Une protection des personnels financée localement ?

Le décret autorise également le directeur d’école, pendant l’instruction du dossier, à suspendre pour cinq jours au plus l’accès à l’établissement de l’élève ou du proche concerné. Cette mesure provisoire répond à l’exigence de protection des personnels. Mais à plus longue échéance, la radiation scolaire des élèves pose une question de répartition des coûts entre l’État, auteur de la procédure, et les communes, qui supportent le fonctionnement quotidien des écoles.

Le sénateur Cédric Vial a ainsi interrogé le gouvernement sur la prise en charge des frais de scolarité lorsqu’un enfant est accueilli hors de sa commune de résidence. La question ne se limite pas à une ligne comptable. Une commune d’accueil assume des dépenses de restauration, d’entretien, d’activités périscolaires et parfois de transport, tandis que la commune de résidence peut être appelée à verser une participation. Sans doctrine explicite, chaque dossier risque de devenir une négociation locale.

Ce point est déterminant pour les petites communes. Une mesure conçue pour sécuriser le fonctionnement d’un établissement peut produire un effet inverse si les maires, faute de garanties sur le financement ou de places suffisantes, hésitent à accueillir l’élève. L’État conserve la responsabilité de l’ordre scolaire et de la protection de ses agents, mais la faisabilité dépend des infrastructures communales.

Le risque d’un dispositif à géométrie territoriale

La radiation scolaire des élèves ne produira pas les mêmes effets selon la carte scolaire. Dans une ville dotée de plusieurs écoles, le Dasen et la commune disposent de solutions de réaffectation. Dans un village à école unique, la procédure exige l’accord d’un voisin et peut entraîner des déplacements plus longs pour l’enfant. La protection recherchée est identique, mais l’accès à une solution l’est beaucoup moins.

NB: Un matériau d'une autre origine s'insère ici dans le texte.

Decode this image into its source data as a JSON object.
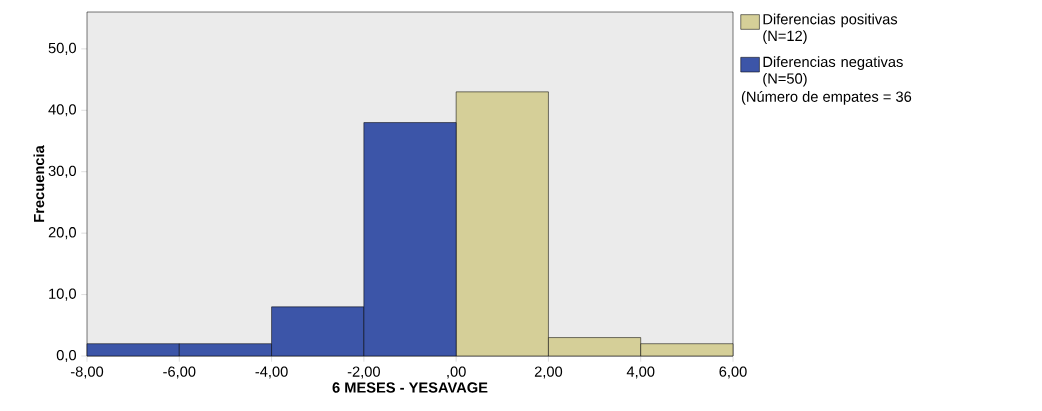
{
  "chart_data": {
    "type": "histogram",
    "xlabel": "6 MESES - YESAVAGE",
    "ylabel": "Frecuencia",
    "bins": [
      -8,
      -6,
      -4,
      -2,
      0,
      2,
      4,
      6
    ],
    "series": [
      {
        "name": "Diferencias positivas (N=12)",
        "color": "#d5cf98",
        "values": [
          null,
          null,
          null,
          null,
          43,
          3,
          2
        ]
      },
      {
        "name": "Diferencias negativas (N=50)",
        "color": "#3c55a8",
        "values": [
          2,
          2,
          8,
          38,
          null,
          null,
          null
        ]
      }
    ],
    "xlim": [
      -8,
      6
    ],
    "ylim": [
      0,
      56
    ],
    "xticks": [
      {
        "value": -8,
        "label": "-8,00"
      },
      {
        "value": -6,
        "label": "-6,00"
      },
      {
        "value": -4,
        "label": "-4,00"
      },
      {
        "value": -2,
        "label": "-2,00"
      },
      {
        "value": 0,
        "label": ",00"
      },
      {
        "value": 2,
        "label": "2,00"
      },
      {
        "value": 4,
        "label": "4,00"
      },
      {
        "value": 6,
        "label": "6,00"
      }
    ],
    "yticks": [
      {
        "value": 0,
        "label": "0,0"
      },
      {
        "value": 10,
        "label": "10,0"
      },
      {
        "value": 20,
        "label": "20,0"
      },
      {
        "value": 30,
        "label": "30,0"
      },
      {
        "value": 40,
        "label": "40,0"
      },
      {
        "value": 50,
        "label": "50,0"
      }
    ],
    "legend": "right",
    "annotations": [
      "(Número de empates = 36"
    ]
  }
}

Le débat porte aussi sur la proportionnalité de l’outil. La sanction ou la poursuite du parent auteur de menaces relève des autorités compétentes ; le changement d’école vise, lui, à éviter que le contact quotidien avec la famille ne compromette durablement le travail de l’établissement. Sa mise en œuvre devra donc reposer sur une instruction contradictoire solide, des critères documentés et une garantie effective de continuité scolaire.

En plaçant le maire dans la chaîne décisionnelle, le décret rend visible une réalité souvent masquée : l’école primaire est administrée par l’État mais fonctionne sur des moyens communaux. La procédure de protection ne sera opérationnelle que si ce double niveau de responsabilité est clarifié, notamment sur les refus d’accueil, les frais induits et l’accompagnement des élèves déplacés.